Es el precio que pago
Hay momentos en los que el mundo, con su estruendo y sus trivialidades, se desvanece como una neblina al mediodía. Es entonces cuando abro un libro y, página tras página, me sumerjo en un silencio que no es vacío, sino plenitud. Las palabras me envuelven, me arrancan de la realidad inmediata y me transportan a un lugar donde el tiempo no existe, donde soy a la vez nadie y todos. Leer no es un acto de evasión, sino de conquista: conquista de otros mundos, de otras vidas, de otras mentes que, curiosamente, terminan siendo un reflejo de la mía.
La lectura es un acto de magia, pero no de esa magia barata que engaña a los sentidos, sino de la verdadera, la que transforma al lector en algo más de lo que era. Cuando leo, no solo desaparece el mundo exterior; yo mismo me desvanezco. Me convierto en un espectador invisible, un viajero sin rostro que recorre paisajes imposibles y conversa con almas que nunca conoceré. Y, sin embargo, en esa desaparición hay una extraña sensación de pertenencia, como si, al perderme, finalmente me encontrara.
¿Qué es un libro sino un espejo que refleja no solo lo que somos, sino lo que podríamos ser? En sus páginas, los personajes viven, sufren, aman y mueren, y yo, el lector, lo hago con ellos. Me convierto en ellos, me vuelvo cómplice de sus sueños y sus fracasos, y al hacerlo, descubro que la vida no es una sola, sino muchas, y que todas están al alcance de quien se atreve a abrir un libro.
Así, cuando leo, desaparezco. Pero no es una desaparición triste, sino necesaria.

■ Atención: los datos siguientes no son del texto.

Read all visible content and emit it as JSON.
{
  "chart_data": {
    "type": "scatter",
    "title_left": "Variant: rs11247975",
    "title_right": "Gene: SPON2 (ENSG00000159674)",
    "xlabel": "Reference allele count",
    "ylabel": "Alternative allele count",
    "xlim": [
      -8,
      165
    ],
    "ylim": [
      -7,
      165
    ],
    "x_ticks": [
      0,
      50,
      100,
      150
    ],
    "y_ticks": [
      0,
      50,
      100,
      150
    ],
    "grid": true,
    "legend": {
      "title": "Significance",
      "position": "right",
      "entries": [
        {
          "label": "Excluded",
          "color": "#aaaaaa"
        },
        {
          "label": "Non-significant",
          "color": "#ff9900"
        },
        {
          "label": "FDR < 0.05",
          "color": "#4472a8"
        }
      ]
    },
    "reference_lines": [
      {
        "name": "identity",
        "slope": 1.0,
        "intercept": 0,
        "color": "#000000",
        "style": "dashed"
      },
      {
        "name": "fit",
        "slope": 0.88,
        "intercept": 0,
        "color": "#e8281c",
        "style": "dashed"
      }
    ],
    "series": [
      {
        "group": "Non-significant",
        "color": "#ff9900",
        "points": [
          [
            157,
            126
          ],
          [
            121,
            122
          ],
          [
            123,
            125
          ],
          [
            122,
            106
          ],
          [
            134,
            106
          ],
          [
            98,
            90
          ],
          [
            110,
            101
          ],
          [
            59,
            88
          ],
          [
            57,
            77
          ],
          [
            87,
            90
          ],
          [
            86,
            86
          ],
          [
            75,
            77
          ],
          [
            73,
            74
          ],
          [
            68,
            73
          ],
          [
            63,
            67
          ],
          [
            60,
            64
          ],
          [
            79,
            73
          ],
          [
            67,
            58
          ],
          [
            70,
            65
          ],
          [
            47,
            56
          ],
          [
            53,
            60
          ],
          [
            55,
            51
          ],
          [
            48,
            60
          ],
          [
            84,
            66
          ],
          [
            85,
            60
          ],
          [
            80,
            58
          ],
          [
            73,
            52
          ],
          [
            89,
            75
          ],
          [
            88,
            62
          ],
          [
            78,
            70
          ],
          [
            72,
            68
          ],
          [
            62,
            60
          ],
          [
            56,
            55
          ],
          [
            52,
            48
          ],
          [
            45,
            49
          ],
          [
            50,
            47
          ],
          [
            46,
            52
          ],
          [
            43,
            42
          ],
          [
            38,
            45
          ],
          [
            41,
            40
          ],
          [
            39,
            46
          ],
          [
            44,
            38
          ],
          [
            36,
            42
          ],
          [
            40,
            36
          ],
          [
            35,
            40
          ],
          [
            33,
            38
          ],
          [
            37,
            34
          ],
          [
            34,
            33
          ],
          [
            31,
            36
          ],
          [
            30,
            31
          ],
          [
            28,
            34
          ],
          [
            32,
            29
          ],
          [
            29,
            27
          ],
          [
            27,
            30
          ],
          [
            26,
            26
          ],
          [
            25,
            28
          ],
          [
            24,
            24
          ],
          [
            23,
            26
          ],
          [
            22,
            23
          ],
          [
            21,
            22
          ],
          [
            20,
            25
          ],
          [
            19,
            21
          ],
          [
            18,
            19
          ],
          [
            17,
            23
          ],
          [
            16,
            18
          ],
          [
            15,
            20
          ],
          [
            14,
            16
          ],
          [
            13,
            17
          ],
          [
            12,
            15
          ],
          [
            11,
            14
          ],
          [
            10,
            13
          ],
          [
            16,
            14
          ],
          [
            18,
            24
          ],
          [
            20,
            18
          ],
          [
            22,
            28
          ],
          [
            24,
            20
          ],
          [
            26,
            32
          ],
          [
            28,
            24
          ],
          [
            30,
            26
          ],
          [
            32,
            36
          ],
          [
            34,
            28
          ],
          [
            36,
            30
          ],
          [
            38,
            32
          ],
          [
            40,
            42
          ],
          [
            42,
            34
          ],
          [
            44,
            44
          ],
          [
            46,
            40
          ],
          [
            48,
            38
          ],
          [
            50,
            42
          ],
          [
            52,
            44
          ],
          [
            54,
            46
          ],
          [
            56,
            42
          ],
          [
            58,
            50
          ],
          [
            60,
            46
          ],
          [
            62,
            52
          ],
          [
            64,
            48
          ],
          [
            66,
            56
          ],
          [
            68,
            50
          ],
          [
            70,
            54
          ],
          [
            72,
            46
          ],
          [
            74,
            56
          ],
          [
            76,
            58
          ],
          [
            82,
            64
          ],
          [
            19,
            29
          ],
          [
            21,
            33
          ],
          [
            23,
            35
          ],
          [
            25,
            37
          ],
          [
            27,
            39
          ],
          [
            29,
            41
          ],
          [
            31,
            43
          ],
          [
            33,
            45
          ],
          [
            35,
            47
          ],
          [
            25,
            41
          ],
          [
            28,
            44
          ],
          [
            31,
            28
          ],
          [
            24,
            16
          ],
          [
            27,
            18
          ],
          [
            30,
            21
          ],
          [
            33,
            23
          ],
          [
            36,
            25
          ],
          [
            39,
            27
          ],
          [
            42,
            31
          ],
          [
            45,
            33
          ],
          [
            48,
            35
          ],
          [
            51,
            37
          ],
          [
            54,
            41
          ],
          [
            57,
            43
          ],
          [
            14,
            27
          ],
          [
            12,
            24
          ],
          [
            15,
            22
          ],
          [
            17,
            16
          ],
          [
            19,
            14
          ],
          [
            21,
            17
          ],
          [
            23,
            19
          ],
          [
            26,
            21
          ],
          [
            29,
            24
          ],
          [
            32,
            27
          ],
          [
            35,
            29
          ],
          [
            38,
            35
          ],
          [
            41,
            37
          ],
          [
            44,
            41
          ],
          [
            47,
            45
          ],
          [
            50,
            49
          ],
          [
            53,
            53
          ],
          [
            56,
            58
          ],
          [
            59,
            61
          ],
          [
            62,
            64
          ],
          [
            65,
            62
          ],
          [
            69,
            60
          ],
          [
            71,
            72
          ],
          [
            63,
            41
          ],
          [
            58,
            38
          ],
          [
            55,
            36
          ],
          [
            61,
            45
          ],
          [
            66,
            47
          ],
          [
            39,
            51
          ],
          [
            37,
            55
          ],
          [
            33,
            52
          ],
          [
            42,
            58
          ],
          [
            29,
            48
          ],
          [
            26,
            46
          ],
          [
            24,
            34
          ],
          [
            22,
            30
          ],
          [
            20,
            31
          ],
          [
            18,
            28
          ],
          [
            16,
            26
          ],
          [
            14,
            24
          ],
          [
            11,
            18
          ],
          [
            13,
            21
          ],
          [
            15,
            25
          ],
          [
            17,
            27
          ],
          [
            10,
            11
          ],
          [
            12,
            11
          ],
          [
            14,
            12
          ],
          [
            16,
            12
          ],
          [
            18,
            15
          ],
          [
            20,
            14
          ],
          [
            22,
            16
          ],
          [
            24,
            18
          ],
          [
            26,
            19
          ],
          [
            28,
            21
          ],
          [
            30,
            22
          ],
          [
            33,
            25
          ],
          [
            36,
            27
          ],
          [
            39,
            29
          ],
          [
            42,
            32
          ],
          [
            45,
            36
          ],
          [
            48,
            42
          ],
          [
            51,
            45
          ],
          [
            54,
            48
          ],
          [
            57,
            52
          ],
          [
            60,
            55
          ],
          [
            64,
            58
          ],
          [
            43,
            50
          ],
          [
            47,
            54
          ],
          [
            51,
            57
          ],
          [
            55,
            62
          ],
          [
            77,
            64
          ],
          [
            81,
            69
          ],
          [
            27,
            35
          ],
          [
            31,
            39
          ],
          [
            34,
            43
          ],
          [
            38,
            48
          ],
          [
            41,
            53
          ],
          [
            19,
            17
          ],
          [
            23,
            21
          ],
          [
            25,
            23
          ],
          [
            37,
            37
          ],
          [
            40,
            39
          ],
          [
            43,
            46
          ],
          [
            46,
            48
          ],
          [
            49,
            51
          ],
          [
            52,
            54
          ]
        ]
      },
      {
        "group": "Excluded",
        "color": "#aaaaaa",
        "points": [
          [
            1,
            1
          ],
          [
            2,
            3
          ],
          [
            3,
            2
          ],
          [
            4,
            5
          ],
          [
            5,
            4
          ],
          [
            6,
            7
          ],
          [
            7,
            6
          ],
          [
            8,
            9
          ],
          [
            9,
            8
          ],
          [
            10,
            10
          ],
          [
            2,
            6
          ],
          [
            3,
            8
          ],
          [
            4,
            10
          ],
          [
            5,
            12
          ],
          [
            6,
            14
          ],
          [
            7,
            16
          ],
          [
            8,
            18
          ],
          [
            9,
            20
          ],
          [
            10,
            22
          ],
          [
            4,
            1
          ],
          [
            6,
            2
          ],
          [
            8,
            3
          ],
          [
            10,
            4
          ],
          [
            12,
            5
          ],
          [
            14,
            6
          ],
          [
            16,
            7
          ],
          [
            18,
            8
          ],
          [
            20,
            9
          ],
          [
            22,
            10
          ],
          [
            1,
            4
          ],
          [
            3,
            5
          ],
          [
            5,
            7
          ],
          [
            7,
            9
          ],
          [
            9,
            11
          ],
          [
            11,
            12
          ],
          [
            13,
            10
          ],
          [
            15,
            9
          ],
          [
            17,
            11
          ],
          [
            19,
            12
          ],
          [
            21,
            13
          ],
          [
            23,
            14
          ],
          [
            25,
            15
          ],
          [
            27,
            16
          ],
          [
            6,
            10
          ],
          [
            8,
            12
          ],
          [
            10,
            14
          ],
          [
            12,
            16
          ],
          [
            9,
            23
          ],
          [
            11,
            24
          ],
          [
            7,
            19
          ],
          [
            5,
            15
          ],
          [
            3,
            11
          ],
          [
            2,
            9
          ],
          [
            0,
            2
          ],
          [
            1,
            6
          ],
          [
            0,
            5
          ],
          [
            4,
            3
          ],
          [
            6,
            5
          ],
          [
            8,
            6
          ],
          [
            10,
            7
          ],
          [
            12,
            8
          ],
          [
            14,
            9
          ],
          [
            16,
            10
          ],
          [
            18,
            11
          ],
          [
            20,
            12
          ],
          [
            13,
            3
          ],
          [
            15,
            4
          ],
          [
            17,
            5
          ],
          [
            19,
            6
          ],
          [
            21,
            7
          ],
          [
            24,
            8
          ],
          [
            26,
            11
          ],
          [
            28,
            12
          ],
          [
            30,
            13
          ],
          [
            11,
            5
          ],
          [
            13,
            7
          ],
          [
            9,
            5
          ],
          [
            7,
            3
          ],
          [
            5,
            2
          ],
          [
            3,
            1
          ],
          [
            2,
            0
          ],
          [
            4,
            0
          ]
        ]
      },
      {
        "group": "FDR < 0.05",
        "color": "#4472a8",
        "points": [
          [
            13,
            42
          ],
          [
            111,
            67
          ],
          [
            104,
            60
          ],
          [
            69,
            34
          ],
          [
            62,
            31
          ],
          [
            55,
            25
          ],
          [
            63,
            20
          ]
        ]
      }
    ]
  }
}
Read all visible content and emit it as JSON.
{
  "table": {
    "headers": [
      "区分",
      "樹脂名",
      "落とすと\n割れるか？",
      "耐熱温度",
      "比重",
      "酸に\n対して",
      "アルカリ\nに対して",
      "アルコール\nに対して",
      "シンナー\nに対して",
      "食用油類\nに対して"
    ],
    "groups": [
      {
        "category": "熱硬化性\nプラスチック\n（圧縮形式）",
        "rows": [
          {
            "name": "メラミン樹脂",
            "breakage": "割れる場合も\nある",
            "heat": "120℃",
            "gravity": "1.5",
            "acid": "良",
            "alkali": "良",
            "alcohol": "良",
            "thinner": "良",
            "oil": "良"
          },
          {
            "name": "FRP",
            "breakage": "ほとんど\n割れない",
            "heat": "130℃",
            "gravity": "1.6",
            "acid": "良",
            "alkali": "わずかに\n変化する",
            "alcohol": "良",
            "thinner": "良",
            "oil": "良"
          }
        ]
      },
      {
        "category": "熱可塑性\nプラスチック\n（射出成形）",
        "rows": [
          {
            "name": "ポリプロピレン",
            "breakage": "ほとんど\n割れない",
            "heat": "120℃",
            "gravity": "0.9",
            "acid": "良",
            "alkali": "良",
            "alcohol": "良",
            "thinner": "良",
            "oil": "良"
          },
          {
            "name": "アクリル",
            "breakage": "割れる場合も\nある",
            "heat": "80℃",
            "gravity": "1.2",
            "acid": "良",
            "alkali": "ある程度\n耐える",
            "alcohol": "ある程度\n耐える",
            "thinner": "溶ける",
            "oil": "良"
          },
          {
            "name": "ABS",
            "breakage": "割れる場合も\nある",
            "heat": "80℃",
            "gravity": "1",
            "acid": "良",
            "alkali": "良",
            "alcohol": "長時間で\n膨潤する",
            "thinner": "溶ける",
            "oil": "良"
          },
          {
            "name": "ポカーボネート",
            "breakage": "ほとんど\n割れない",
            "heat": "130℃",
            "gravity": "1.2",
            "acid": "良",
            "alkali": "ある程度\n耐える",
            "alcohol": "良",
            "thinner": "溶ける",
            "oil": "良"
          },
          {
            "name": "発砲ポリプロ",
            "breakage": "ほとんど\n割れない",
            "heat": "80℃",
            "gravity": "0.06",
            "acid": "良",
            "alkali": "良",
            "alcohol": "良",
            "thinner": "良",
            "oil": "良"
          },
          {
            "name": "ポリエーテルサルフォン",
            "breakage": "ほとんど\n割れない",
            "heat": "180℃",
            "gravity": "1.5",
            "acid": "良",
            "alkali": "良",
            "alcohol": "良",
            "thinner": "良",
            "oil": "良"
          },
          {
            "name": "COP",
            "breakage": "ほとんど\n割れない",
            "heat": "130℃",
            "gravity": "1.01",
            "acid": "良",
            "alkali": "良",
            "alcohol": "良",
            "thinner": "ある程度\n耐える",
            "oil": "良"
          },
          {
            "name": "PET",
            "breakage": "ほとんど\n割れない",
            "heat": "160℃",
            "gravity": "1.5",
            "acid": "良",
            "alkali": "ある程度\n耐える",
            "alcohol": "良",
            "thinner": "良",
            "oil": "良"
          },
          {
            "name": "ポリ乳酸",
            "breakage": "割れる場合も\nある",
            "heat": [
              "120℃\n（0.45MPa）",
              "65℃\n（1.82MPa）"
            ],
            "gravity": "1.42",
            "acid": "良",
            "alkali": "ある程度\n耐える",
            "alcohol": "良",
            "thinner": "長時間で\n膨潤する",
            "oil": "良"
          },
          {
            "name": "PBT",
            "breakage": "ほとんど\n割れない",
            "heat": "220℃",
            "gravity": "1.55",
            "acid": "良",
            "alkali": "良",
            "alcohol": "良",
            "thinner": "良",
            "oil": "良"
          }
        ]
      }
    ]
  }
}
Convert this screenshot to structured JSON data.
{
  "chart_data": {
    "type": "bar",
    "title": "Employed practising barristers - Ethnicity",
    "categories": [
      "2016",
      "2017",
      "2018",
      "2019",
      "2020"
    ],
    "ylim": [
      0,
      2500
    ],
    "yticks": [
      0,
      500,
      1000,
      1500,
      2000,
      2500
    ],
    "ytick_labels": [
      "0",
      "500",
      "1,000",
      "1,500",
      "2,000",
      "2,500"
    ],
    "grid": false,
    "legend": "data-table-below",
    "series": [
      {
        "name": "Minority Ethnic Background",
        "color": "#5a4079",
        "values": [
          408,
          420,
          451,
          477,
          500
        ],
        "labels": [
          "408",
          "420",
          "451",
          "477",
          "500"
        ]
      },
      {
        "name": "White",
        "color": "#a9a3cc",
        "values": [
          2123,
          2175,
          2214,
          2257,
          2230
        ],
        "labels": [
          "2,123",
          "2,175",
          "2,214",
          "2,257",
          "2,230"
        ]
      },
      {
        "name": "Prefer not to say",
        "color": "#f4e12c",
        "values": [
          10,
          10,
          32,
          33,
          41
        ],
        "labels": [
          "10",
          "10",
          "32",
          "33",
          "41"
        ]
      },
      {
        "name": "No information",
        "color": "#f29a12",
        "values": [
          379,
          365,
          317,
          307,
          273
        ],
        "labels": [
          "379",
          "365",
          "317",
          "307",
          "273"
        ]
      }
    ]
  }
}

Es el precio que pago por vivir mil vidas, por sentir mil emociones, por conocer mil verdades. Y cuando cierro el libro y regreso al mundo, algo en mí ha cambiado. Ya no soy el mismo, porque he vivido lo que no estaba destinado a vivir, he sido lo que no estaba destinado a ser. Y, sin embargo, sigo aquí, listo para desaparecer de nuevo en la próxima página.